La controversia riguarda un rapporto di lavoro privato concluso tra una società e un lavoratore, con termine al contratto dichiarato nullo. La Corte d’appello, decidendo in sede di rinvio, ha condannato la società al pagamento dell’indennità risarcitoria prevista dall’art. 32, legge n. 183 del 2010, liquidata in misura corrispondente a 2,5 mensilità dell’ultima retribuzione globale di fatto.

In accoglimento della domanda della società, il giudice di rinvio ha altresì condannato il lavoratore a restituire le somme ricevute in esecuzione della sentenza di primo grado nella parte eccedente l’importo così rideterminato, oltre interessi e rivalutazione. Il lavoratore ha proposto ricorso per cassazione con tre motivi; la società ha resistito con controricorso illustrato da memoria.

La Motivazione della Corte

Il primo motivo deduceva l’illegittimità costituzionale dell’art. 32, commi 5 e 6, legge n. 183 del 2010, quanto alla retroattività della disciplina, per contrasto con gli artt. 24, 101, 102, 11, 111 e 117 Cost. e con l’art. 6 CEDU. La Corte ha dichiarato il motivo inammissibile: i profili di contrasto erano già stati esaminati e giudicati infondati da Corte cost. n. 303 del 2011, né il ricorrente ha prospettato questioni o aspetti nuovi.
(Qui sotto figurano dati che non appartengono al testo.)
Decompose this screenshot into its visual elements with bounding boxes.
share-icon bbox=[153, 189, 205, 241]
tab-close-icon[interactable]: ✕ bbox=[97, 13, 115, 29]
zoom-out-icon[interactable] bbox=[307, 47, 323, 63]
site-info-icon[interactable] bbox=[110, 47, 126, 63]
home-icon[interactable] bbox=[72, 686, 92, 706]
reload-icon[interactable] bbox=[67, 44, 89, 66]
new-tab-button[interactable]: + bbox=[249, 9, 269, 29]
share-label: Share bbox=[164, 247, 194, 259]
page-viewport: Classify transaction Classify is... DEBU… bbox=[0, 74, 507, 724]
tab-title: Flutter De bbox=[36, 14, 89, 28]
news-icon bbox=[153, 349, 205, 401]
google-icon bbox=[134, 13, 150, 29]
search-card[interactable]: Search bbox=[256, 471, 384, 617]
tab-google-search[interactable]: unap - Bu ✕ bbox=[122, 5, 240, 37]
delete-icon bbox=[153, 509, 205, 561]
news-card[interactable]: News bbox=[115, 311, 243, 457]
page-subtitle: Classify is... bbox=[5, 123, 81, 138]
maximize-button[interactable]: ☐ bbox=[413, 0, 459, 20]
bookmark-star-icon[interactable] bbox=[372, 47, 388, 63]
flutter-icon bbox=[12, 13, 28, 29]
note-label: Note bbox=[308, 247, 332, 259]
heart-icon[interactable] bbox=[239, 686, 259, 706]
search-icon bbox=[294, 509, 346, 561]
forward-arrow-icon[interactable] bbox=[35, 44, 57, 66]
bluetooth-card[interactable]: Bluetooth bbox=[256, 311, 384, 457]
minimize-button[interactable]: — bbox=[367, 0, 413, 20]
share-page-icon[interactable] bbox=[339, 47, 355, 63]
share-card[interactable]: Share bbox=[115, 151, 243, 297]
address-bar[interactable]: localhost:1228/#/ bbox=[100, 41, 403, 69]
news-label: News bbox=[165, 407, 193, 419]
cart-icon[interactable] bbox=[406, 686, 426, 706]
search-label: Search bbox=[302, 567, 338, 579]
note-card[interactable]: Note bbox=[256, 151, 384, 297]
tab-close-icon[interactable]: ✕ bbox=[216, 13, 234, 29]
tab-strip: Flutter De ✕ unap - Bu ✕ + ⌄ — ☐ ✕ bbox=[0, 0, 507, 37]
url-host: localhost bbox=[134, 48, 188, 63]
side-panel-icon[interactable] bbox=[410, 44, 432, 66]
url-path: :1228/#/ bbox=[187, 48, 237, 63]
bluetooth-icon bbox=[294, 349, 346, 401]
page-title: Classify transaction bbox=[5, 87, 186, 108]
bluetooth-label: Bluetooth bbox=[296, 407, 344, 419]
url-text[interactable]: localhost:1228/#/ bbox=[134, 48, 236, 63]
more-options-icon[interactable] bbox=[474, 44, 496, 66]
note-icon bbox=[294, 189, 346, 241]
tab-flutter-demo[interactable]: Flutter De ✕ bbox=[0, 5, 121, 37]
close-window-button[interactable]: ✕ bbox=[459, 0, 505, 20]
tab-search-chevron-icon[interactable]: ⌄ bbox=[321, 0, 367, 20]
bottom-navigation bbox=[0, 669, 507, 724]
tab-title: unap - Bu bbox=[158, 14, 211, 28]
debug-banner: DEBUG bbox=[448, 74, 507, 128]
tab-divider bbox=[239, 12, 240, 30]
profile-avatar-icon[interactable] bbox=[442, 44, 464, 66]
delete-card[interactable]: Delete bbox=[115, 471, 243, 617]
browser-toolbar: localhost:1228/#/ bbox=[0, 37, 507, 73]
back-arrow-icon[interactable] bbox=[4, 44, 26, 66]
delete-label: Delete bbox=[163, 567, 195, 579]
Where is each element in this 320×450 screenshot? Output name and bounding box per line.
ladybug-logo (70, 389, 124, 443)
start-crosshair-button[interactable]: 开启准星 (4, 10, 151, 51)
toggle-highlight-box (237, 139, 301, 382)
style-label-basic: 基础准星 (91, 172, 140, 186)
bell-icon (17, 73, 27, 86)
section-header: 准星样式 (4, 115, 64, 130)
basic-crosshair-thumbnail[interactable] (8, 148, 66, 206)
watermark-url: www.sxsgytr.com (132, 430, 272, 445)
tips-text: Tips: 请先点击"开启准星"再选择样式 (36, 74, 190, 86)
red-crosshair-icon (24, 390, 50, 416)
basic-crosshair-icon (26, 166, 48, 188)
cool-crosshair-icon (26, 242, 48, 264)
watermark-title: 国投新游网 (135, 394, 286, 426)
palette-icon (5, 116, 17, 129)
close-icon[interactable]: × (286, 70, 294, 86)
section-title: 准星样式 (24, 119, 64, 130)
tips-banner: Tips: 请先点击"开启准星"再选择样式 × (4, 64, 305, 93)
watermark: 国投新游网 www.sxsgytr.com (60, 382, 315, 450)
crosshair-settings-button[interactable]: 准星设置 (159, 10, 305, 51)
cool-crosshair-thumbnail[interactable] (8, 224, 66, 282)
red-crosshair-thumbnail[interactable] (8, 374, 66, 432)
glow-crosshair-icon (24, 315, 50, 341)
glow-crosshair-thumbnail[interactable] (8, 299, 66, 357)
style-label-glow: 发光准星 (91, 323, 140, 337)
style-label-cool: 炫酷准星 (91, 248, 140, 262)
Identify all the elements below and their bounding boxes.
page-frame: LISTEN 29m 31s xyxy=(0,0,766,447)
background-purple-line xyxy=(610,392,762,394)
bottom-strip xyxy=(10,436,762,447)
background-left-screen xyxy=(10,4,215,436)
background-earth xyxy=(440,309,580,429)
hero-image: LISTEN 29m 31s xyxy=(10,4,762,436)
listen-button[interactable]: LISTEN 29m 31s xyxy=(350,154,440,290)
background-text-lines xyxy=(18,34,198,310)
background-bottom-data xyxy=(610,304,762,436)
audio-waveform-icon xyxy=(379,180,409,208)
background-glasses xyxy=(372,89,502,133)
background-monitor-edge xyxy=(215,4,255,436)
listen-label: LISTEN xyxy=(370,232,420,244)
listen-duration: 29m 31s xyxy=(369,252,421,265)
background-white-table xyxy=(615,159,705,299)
Il secondo motivo è stato accolto. La Corte ha dato continuità alla giurisprudenza di legittimità, richiamando Cass. n. 13799 del 2023: in caso di riforma della sentenza di condanna, il datore di lavoro può ripetere solo quanto il lavoratore abbia effettivamente percepito, non gli importi al lordo delle ritenute fiscali mai entrati nella sfera patrimoniale del dipendente. Il venir meno dell’obbligo fiscale con effetto ex tunc ricade nell’art. 38, comma 1, d.P.R. n. 602 del 1973, che attribuisce il diritto al rimborso in via principale a chi ha eseguito il versamento anche nelle ipotesi di inesistenza totale o parziale dell’obbligo.

La Corte ha precisato che, quando il datore di lavoro abbia operato la ritenuta d’acconto ai sensi dell’art. 23 d.P.R. n. 600 del 1973 su somme divenute non dovute per effetto della riforma, ricorre l’inesistenza dell’obbligo fiscale venuto meno secondo una fisiologica dinamica processuale. In tal senso Cass. n. 21699 del 2011 ha evidenziato che l’azione di restituzione si collega all’esigenza di restaurazione della situazione patrimoniale anteriore alla sentenza, con riferimento a prestazioni eseguite e ricevute nella comune consapevolezza della rescindibilità del titolo. Legittimati al rimborso e all’impugnazione del rifiuto dinanzi al giudice tributario sono sia il sostituto d’imposta sia il sostituito.

Quanto al sostituito, la Corte ha richiamato il rimedio residuale dell’art. 21, comma 2, d.lgs. n. 546 del 1992, che consente l’istanza di rimborso entro due anni dal verificarsi del presupposto, in caso di inutilizzabilità del termine decadenziale di quarantotto mesi. Irrilevante, ai fini della restituzione al lordo, la possibilità di recupero mediante la deducibilità ex art. 10, comma 1, lettera d) bis, d.P.R. n. 917 del 1986, non escludendo essa la facoltà di diretto recupero da parte del datore di lavoro.

Anche il terzo motivo è stato accolto. I crediti del datore di lavoro verso il lavoratore, compresi quelli restitutori di somme pagate in forza di sentenza poi riformata, non sono regolati dall’art. 429, terzo comma, cod. proc. civ., sul cumulo di rivalutazione ed interessi, riconosciuto solo in favore del lavoratore. Tale differente disciplina non contrasta con l’art. 3 Cost., come accertato da Corte cost. n. 13 e n. 161 del 1977 e ribadito da Cass. n. 7488 del 2000. La sentenza è stata cassata in relazione ai motivi accolti, con rinvio alla Corte d’appello di Lecce anche per la regolazione delle spese del giudizio di legittimità.